Algorithm for scissor paper stone

Question

I am using the following method which works but wondering if there is a better algorithm to perform the test. Is there a better way to do it? Doing this in C# but putting syntax

Answer 1

if ((ComputerIn) % 3 + 1 == userInput)
    return "Win";
else if ((userInput) % 3 + 1 == ComputerIn)
    return "Lose"
else
    return "Draw"

If you wrap 3 around to 1 (using %) then the winner is always 1 greater than the loser.

This approach is more natural when you use 0-2, in which case we would use (ComputerIn+1)%3. I came up with my answer by subbing ComputerIn with ComputerIn-1 and UserInput with UserInput-1 and simplifying the expression.
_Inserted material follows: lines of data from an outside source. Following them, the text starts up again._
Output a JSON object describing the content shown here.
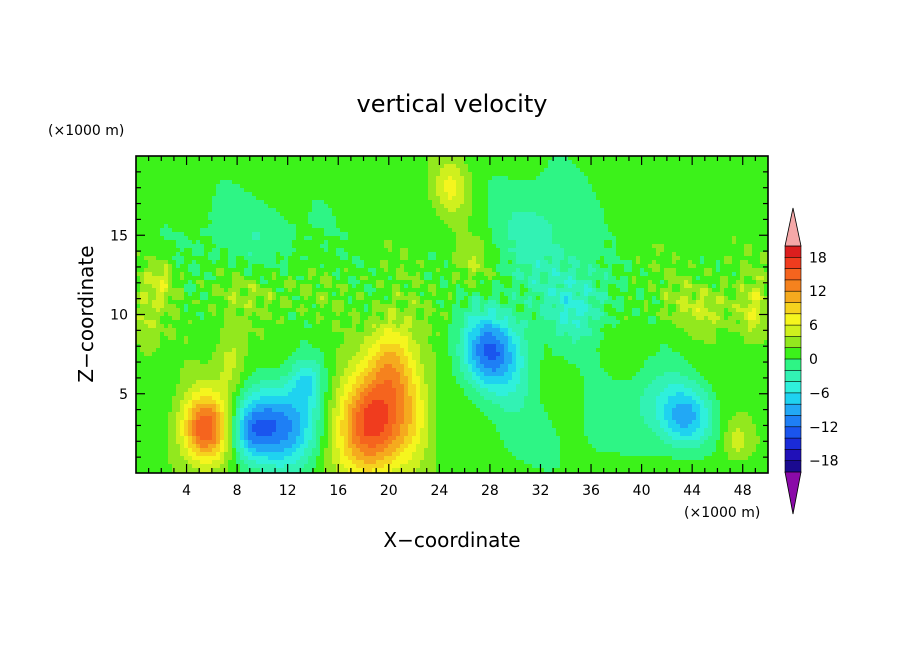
{
  "chart_data": {
    "type": "heatmap",
    "title": "vertical velocity",
    "xlabel": "X−coordinate",
    "ylabel": "Z−coordinate",
    "x_unit": "(×1000 m)",
    "y_unit": "(×1000 m)",
    "xlim": [
      0,
      50
    ],
    "ylim": [
      0,
      20
    ],
    "x_ticks": [
      4,
      8,
      12,
      16,
      20,
      24,
      28,
      32,
      36,
      40,
      44,
      48
    ],
    "y_ticks": [
      5,
      10,
      15
    ],
    "colorbar": {
      "levels": [
        -20,
        -18,
        -16,
        -14,
        -12,
        -10,
        -8,
        -6,
        -4,
        -2,
        0,
        2,
        4,
        6,
        8,
        10,
        12,
        14,
        16,
        18,
        20
      ],
      "colors": [
        "#1a0a90",
        "#2010b8",
        "#1a2bd8",
        "#1a55ee",
        "#1e7ff5",
        "#22a8f5",
        "#1fd2f0",
        "#2ff0dc",
        "#32f2b4",
        "#2ef585",
        "#3cf21a",
        "#92e81e",
        "#cff01e",
        "#f5f51e",
        "#f5d21e",
        "#f5aa1e",
        "#f5821e",
        "#f5641e",
        "#f03c1e",
        "#dc1e1e"
      ],
      "under_color": "#8a0aa8",
      "over_color": "#f5a8a8",
      "tick_labels": [
        "18",
        "12",
        "6",
        "0",
        "−6",
        "−12",
        "−18"
      ]
    },
    "features": [
      {
        "x": 5.5,
        "z": 2.8,
        "w": 1.9,
        "h": 2.2,
        "amp": 15
      },
      {
        "x": 11.5,
        "z": 3.0,
        "w": 3.2,
        "h": 2.6,
        "amp": -12
      },
      {
        "x": 9.0,
        "z": 2.6,
        "w": 1.6,
        "h": 1.8,
        "amp": -6
      },
      {
        "x": 13.5,
        "z": 5.8,
        "w": 1.3,
        "h": 1.5,
        "amp": -6
      },
      {
        "x": 7.5,
        "z": 7.0,
        "w": 1.2,
        "h": 2.5,
        "amp": 4
      },
      {
        "x": 18.5,
        "z": 3.0,
        "w": 2.8,
        "h": 3.2,
        "amp": 16
      },
      {
        "x": 20.3,
        "z": 7.0,
        "w": 1.8,
        "h": 2.8,
        "amp": 8
      },
      {
        "x": 22.0,
        "z": 4.0,
        "w": 1.5,
        "h": 3.0,
        "amp": 4
      },
      {
        "x": 27.8,
        "z": 7.8,
        "w": 2.2,
        "h": 2.3,
        "amp": -11
      },
      {
        "x": 29.5,
        "z": 6.5,
        "w": 2.5,
        "h": 3.0,
        "amp": -4
      },
      {
        "x": 43.5,
        "z": 3.5,
        "w": 2.0,
        "h": 2.0,
        "amp": -9
      },
      {
        "x": 41.0,
        "z": 4.5,
        "w": 2.5,
        "h": 2.5,
        "amp": -4
      },
      {
        "x": 2.0,
        "z": 12.0,
        "w": 1.2,
        "h": 1.5,
        "amp": 4
      },
      {
        "x": 0.8,
        "z": 9.0,
        "w": 1.0,
        "h": 1.8,
        "amp": 3
      },
      {
        "x": 25.0,
        "z": 18.0,
        "w": 1.4,
        "h": 1.8,
        "amp": 5
      },
      {
        "x": 26.5,
        "z": 13.5,
        "w": 1.5,
        "h": 1.5,
        "amp": 3
      },
      {
        "x": 48.8,
        "z": 10.0,
        "w": 1.0,
        "h": 2.0,
        "amp": 4
      },
      {
        "x": 45.0,
        "z": 10.5,
        "w": 3.0,
        "h": 1.5,
        "amp": 3
      },
      {
        "x": 32.0,
        "z": 15.0,
        "w": 4.0,
        "h": 4.0,
        "amp": -4
      },
      {
        "x": 35.0,
        "z": 10.5,
        "w": 2.5,
        "h": 2.5,
        "amp": -5
      },
      {
        "x": 31.0,
        "z": 2.0,
        "w": 3.0,
        "h": 2.0,
        "amp": -2
      },
      {
        "x": 9.0,
        "z": 15.0,
        "w": 6.0,
        "h": 3.0,
        "amp": -2.5
      },
      {
        "x": 47.5,
        "z": 2.0,
        "w": 1.0,
        "h": 1.2,
        "amp": 4
      },
      {
        "x": 36.5,
        "z": 3.0,
        "w": 2.0,
        "h": 3.0,
        "amp": -2
      },
      {
        "x": 10.0,
        "z": 11.5,
        "w": 4.0,
        "h": 1.5,
        "amp": 2
      }
    ]
  }
}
Edit, looking at this question after a long time. As written, if the ComputerIn is not used anywhere else, and is only used to determine win/lose/draw, then this method is actually equivalent to:

if (ComputerIn == 1)
    return "Win";
else if (ComputerIn == 2)
    return "Lose"
else
    return "Draw"

This can even be further simplified to

return new String[]{"Win", "Lose", "Draw"}[ComputerIn-1];

The results from this are entirely indistinguishable. Unless the randomly generated number is exposed to outside of this method. No matter what your input is, there's always 1/3 chance of all possibilities. That is, what you're asking for, is just a complicated way of returning "Win", "Lose", or "Draw" with equal probability.